The Arkansas 90th General Assembly is over, and Representative Collins' HB 1077, the bill to put guns on our college campuses, was never heard by the Senate Judiciary Committee after it left the House Education Committee, heavily amended.
So for the next two years, the Boards of Trustees will meet and vote whether or not to opt out of Act 226, the law already on the books that allows guns on our campuses. For the past two years, the Boards of Trustees have unanimously voted to opt out of the law, and we hope this united opposition continues.
It was an unpopular bill, and the affected constituency—faculty, staff, students, administrators—were united in opposition to it.
On the front lines, though, we had some very brave, articulate, and dedicated legislators from both sides of the aisle who not only listened to us, but acted, both publicly and privately, to keep our campuses safe. To them, we owe the greatest debt of gratitude.
And it's unproductive, in my opinion, to adopt what Martin Luther King, Jr. called the "victor's psychology." Better to say that just for a moment in the early months of 2015, with a concerted community effort, there was just enough sanity to go around, to tip the scales, just a bit, in our favor.

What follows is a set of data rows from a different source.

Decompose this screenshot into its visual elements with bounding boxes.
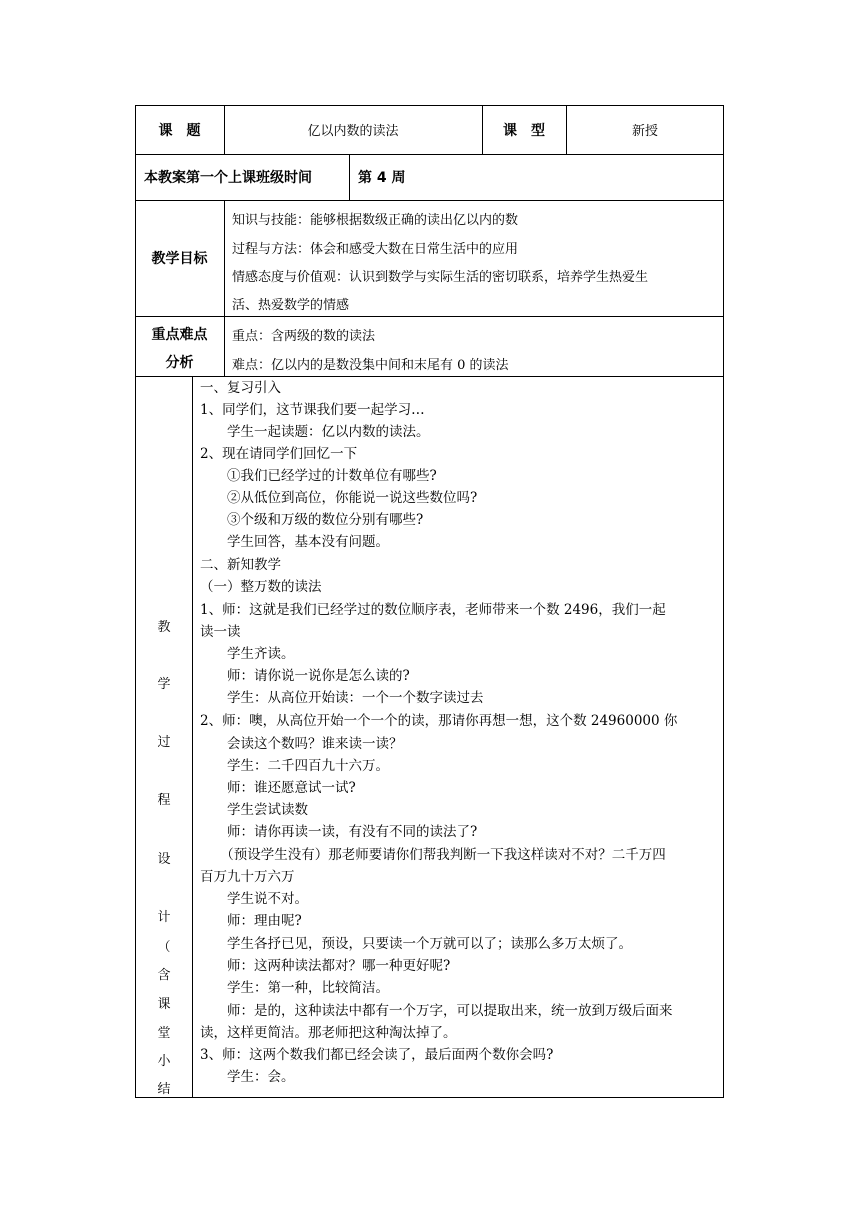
process-line: 1、同学们，这节课我们要一起学习…	[200, 402, 425, 418]
process-line: ②从低位到高位，你能说一说这些数位吗?	[200, 490, 478, 506]
process-line: （预设学生没有）那老师要请你们帮我判断一下我这样读对不对？二千万四	[200, 847, 666, 863]
goal-line: 情感态度与价值观：认识到数学与实际生活的密切联系，培养学生热爱生	[232, 270, 649, 285]
process-line: 师：谁还愿意试一试?	[200, 780, 356, 796]
process-line: 学生尝试读数	[200, 802, 308, 818]
process-label-char: （	[157, 940, 171, 955]
process-label-char: 过	[157, 735, 171, 750]
process-line: 一、复习引入	[200, 380, 281, 396]
process-line: 3、师：这两个数我们都已经会读了，最后面两个数你会吗?	[200, 1047, 554, 1063]
process-line: 学生：会。	[200, 1069, 295, 1085]
process-line: 学生回答，基本没有问题。	[200, 534, 389, 550]
col-divider	[349, 154, 350, 200]
process-label-char: 设	[157, 852, 171, 867]
row-divider	[135, 376, 724, 377]
process-line: 学生齐读。	[200, 646, 295, 662]
process-line: （一）整万数的读法	[200, 579, 322, 595]
process-label	[136, 376, 192, 1098]
process-label-char: 含	[157, 968, 171, 983]
process-line: 师：请你说一说你是怎么读的?	[200, 668, 410, 684]
process-line: 学生：二千四百九十六万。	[200, 758, 389, 774]
process-line: 二、新知教学	[200, 557, 281, 573]
process-label-char: 学	[157, 677, 171, 692]
process-label-char: 课	[157, 997, 171, 1012]
process-line: 百万九十万六万	[200, 869, 295, 885]
goals-label: 教学目标	[151, 251, 208, 267]
process-line: 学生一起读题：亿以内数的读法。	[200, 424, 430, 440]
course-label: 课 题	[158, 122, 201, 139]
goals-content	[232, 200, 722, 316]
process-line: 会读这个数吗？谁来读一读？	[200, 736, 403, 752]
process-label-char: 计	[157, 910, 171, 925]
process-line: 师：理由呢?	[200, 913, 302, 929]
col-divider	[192, 376, 193, 1098]
course-type-label: 课 型	[503, 122, 545, 139]
process-label-char: 小	[157, 1054, 171, 1069]
col-divider	[224, 200, 225, 376]
process-line: 师：这两种读法都对？哪一种更好呢?	[200, 958, 451, 974]
course-title: 亿以内数的读法	[307, 124, 399, 139]
key-points-label-1: 重点难点	[151, 327, 208, 343]
process-line: ①我们已经学过的计数单位有哪些?	[200, 468, 437, 484]
process-line: 学生说不对。	[200, 891, 308, 907]
process-line: 学生各抒已见，预设，只要读一个万就可以了；读那么多万太烦了。	[200, 936, 632, 952]
process-line: 读，这样更简洁。那老师把这种淘汰掉了。	[200, 1025, 457, 1041]
first-class-label: 本教案第一个上课班级时间	[144, 170, 312, 186]
process-label-char: 堂	[157, 1026, 171, 1041]
goal-line: 过程与方法：体会和感受大数在日常生活中的应用	[232, 242, 519, 257]
key-points-label-2: 分析	[165, 355, 194, 371]
process-label-char: 教	[157, 620, 171, 635]
key-point-line: 难点：亿以内的是数没集中间和末尾有 0 的读法	[232, 358, 509, 373]
process-label-char: 程	[157, 793, 171, 808]
process-line: 师：请你再读一读，有没有不同的读法了?	[200, 824, 478, 840]
process-line: 2、现在请同学们回忆一下	[200, 446, 358, 462]
process-line: ③个级和万级的数位分别有哪些?	[200, 512, 424, 528]
process-label-char: 结	[157, 1082, 171, 1097]
process-line: 读一读	[200, 624, 241, 640]
course-type-value: 新授	[631, 124, 658, 139]
key-points-content	[232, 316, 722, 376]
process-line: 师：是的，这种读法中都有一个万字，可以提取出来，统一放到万级后面来	[200, 1003, 673, 1019]
process-line: 学生：第一种，比较简洁。	[200, 980, 389, 996]
goal-line: 知识与技能：能够根据数级正确的读出亿以内的数	[232, 213, 519, 228]
process-line: 学生：从高位开始读：一个一个数字读过去	[200, 690, 484, 706]
key-point-line: 重点：含两级的数的读法	[232, 329, 376, 344]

I'm not sure why that sanity arose, whether it has any staying power, and whether we fully understand what processes—political, social, psychological—gave rise to it, but I can say this: I greatly appreciate your support, encouragement, and dedication to keeping our campuses gun-free.
And this too: without your help, I am certain that those scales would not have tipped.
Over the next two years, I have some general plans for keeping our campuses within this realm of sanity, and as I develop them, I will keep you all informed and depend upon you for your advice and direction.
For now, though, I'll give your inbox a rest.
But thanks again. Your support was sustaining. And it clearly mattered.